Sharing knowledge and experiences, and especially the energy, which is extremely important, not only for young authors, but also big, well-established names. Out of the 30 attendees we get every summer, many have already started collaborating on new projects. Oscar nominee director Tamara Kotevska will shoot a film with Goran Bogdan and Pavle Čemerikić, both of whom attended her class, while directors Michel Franco and Pawel Pawlikowski have already started a joint project. All of our guests want to join the Festival again, even as volunteers.
How did you end up co-producing the ‘Triangle of Sadness’, directed by Ruben Ostlund, President of the Jury at Cannes Film Festival and the main lecturer at the upcoming Ponta Lopud?
Ostlund visited SFF several times, his executive producer Philippe Bober has been collaborating with us for over two decades, which is how we ended up co-producing it, wanting to help them get funding and finish the film during the COVID-19 pandemic. Beyond all expectations, the ‘Triangle of Sadness’ won the Palme d’Or, followed by an Oscar nomination, so he just keeps getting new business offers. It was a wonderful experience that we can all be proud of, and we’ll also make some money.

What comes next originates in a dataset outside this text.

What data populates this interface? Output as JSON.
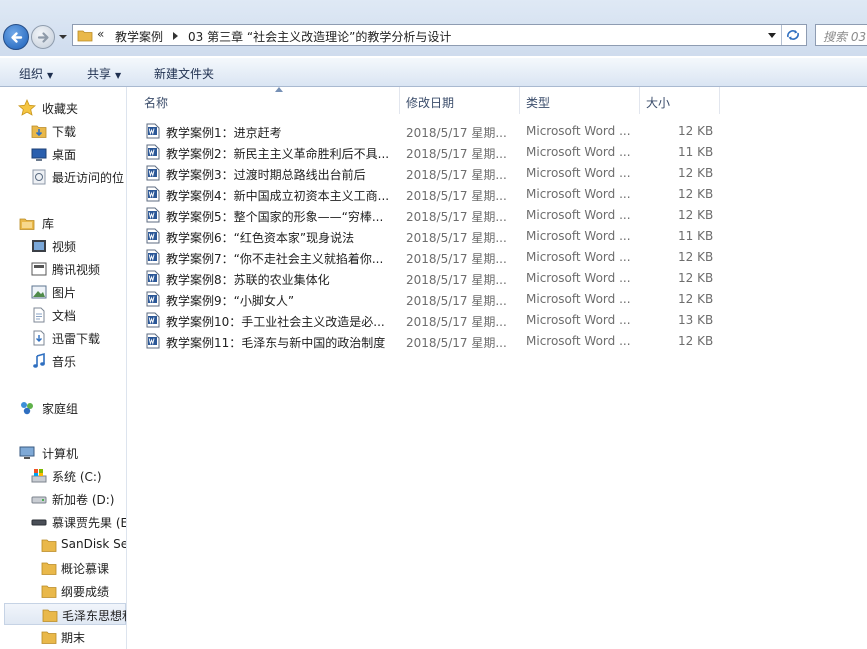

What are some of the skills you had to learn since you and your wife spend more time in a house near Slano?
Our village has great weather, good food and a relatively stable Internet connection, which aligns with my plan to live a more peaceful life. In Sarajevo I used to drive and cycle, and now I sail to work on Lopud. I’ve mastered level 3 sailing and mooring, but I avoid strong winds in the Šipan Channel. The beauty of the Elaphiti Islands is fascinating and I’m really happy when we host our dear friends from Sarajevo and other places at our home. Specially when I see how much they enjoy the fact that we’re creating something valuable and new.